Fifty-three canisters are already loaded, some 15 years old, each holding roughly a Chernobyl nuclear disaster. The NRC admits once a crack starts it can grow through the wall in 16 years. If water enters canisters, they will go critical—an uncontrolled nuclear fission reaction. They assume there won’t be cracks by making the unbelievable claim there isn’t enough humidity at SONGS to corrode the metal, ignoring frequent fog and on-shore winds and surf.
A 2-year-old Diablo Canyon canister has conditions for cracking. No one knows if it’s cracked because they cannot inspect for cracks. A Koeberg nuclear plant tank leaked in 17 years. The NRC said these are comparable to SONGS canisters.

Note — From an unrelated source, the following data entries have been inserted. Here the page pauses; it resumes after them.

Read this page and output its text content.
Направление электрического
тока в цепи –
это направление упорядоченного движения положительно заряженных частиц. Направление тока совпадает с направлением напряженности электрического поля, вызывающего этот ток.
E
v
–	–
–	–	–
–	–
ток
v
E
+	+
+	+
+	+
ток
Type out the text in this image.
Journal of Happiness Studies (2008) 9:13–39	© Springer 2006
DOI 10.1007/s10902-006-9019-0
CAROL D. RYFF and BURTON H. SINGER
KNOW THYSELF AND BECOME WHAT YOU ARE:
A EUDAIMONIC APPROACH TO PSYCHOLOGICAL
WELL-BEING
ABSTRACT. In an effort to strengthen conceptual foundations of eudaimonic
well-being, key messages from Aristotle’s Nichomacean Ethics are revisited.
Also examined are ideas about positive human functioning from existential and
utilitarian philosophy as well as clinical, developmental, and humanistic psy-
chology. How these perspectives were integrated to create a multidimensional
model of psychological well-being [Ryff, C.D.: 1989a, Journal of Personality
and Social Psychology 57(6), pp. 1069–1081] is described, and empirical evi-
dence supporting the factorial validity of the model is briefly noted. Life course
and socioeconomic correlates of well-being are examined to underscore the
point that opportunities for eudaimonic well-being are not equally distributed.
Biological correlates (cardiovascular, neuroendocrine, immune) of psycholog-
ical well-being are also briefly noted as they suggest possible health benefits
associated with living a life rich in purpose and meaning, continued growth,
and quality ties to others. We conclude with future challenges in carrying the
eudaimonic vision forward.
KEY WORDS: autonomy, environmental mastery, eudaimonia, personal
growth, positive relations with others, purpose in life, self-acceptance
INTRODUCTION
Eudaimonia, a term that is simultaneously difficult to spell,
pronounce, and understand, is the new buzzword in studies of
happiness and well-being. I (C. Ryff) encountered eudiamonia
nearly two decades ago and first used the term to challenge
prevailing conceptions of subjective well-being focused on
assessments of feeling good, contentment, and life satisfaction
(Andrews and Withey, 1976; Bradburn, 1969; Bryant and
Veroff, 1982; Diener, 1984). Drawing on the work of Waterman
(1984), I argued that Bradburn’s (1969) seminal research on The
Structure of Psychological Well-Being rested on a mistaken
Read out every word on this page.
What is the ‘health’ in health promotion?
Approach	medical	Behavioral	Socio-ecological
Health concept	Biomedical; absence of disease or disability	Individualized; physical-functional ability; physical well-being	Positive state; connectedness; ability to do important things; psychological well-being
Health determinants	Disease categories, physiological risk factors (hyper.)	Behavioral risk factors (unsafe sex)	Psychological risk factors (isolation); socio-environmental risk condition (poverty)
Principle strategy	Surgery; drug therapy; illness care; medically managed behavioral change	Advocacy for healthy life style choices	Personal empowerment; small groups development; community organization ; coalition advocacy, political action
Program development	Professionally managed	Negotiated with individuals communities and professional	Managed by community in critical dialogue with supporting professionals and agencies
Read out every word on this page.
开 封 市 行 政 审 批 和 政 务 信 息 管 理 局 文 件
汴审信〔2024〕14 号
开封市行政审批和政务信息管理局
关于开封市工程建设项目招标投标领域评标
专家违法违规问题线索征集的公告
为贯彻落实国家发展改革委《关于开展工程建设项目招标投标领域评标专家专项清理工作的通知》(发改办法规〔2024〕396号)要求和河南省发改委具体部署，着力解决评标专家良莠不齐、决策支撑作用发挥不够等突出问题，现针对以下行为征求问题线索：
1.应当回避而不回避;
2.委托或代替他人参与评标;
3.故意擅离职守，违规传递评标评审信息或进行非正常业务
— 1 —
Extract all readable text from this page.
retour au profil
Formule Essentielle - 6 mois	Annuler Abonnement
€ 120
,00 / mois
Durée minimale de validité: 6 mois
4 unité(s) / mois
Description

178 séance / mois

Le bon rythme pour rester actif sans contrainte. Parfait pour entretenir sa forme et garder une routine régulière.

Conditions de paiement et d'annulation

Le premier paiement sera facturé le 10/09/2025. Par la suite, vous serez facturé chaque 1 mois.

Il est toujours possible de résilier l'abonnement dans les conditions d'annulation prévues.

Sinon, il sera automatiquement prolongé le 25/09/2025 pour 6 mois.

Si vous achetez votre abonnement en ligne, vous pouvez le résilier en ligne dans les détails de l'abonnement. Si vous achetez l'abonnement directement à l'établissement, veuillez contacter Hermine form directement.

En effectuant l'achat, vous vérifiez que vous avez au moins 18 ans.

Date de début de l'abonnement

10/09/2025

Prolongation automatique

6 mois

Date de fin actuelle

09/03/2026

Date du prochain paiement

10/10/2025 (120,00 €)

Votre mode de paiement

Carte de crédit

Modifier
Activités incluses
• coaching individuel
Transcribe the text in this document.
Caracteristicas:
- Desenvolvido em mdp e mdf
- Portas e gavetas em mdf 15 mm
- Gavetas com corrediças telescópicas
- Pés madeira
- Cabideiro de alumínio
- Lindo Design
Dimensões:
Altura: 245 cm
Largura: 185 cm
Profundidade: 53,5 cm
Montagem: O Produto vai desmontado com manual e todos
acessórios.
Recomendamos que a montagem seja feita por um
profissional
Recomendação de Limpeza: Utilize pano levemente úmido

SONGS has high burnup fuel, which burns longer in reactors and causes fuel rods to become brittle. The NRC is still studying whether they will fail in transport. The NRC engineers said high burnup fuel in aging canisters must be inspected before transport. Edison has no way to inspect welded canisters. The NRC says canisters cannot be shipped with cracks. Edison cannot inspect for cracks.
High burnup fuel creates metal hydrides. Five percent air in canisters can trigger a hydrogen explosion.
Edison’s response is to ask their AREVA vendor to reduce safety standards (NRC Amendment 4) to reduce reporting radiation levels from outlet air vents, where radiation levels would be highest, and to demolish empty spent fuel pools as part of decommissioning to eliminate Edison’s only method to replace failing canisters.